1954 British film by Vernon Sewell

Dangerous Voyage (U.S. title Terror Ship) is a 1954 British crime thriller B film directed by Vernon Sewell and starring William Lundigan, Naomi Chance and Vincent Ball. It was written by Sewell and Julian Ward and was distributed by Anglo-Amalgamated in the UK, and in the United States by Lippert Pictures.

==Plot==
Author Peter Duncan investigates the circumstances of a damaged yacht and its crew who are taken under tow off the English coast, and the subsequent disappearance of the crew before they reach land.
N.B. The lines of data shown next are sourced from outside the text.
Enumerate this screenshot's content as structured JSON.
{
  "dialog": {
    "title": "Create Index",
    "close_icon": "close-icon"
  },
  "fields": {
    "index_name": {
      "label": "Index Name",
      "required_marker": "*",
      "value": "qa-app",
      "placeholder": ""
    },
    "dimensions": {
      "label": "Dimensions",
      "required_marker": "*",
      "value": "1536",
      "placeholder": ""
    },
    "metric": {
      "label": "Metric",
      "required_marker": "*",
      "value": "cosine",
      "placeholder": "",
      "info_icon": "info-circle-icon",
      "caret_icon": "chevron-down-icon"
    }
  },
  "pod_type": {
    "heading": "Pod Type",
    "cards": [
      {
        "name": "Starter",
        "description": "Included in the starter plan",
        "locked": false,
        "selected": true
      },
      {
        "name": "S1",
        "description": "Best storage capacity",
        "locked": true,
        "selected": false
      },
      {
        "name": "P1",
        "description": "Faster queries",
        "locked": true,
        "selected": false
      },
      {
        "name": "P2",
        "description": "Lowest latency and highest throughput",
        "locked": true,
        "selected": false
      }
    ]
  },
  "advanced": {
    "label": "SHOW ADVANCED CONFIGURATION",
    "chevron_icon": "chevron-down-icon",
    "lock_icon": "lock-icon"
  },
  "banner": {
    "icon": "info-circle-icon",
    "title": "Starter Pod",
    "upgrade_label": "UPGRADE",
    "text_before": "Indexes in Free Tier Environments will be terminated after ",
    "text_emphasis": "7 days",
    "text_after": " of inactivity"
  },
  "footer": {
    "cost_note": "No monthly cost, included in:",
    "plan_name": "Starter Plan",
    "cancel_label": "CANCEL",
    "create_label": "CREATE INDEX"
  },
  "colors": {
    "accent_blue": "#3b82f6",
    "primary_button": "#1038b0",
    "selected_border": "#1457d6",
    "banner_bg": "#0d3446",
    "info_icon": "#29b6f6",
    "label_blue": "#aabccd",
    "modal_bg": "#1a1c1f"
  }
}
The mast is somehow radioactive but after replacement a geiger counter still picks up a strong reading. When they try to find the old mast on the junk heap, it has disappeared.

==Cast==
- William Lundigan as Peter Duncan
- Naomi Chance as Joan Drew
- Vincent Ball as John Drew
- John Warwick as Carter
- Jean Lodge as Vivian Bolton
- Kenneth Henry as Insp. Neal
- Beresford Egan as Hartnell
- Peter Bathurst as Walton
- Richard Stewart as Sgt. French
- Stanley Van Beers as coroner
- Hugh Morton as inquiry chairman
- Armand Guinle as Fourneau
- John Serret as 1st gendarme
- Monti DeLyle as 2nd gendarme
- Guy Standeven as clerk of the court
- Oliver Johnston as Dr. Waverley

==Production==
The film was shot at Merton Park Studios in London, with sets designed by art director George Haslam. Location shooting took place in the English Channel, in Honfleur in France, and Shoreham in Sussex. It was part financed by Anglo Amalgamated and like many of that company's crime films had an imported star.

Vernon Sewell later said the film was originally to be about motor car racing and he refused to direct it. As they had already contracted William Lundigan they hired a blacklisted American screenwriter to change the script to be set on Sewell's yacht.

==Reception==
Kine Weekly wrote: "Windswept crime melodrama set mainly on the briny. ... A slap-up climax makes it watertight. Good British 'programmer'".

The Monthly Film Bulletin said "Average mystery film which makes use of the latest developments in popular science to find a new way of disposing of the villains."

In British Sound Films David Quinlan says: "Same old British 'B' problem: good ideas but mediocre execution. Laughs in the wrong places."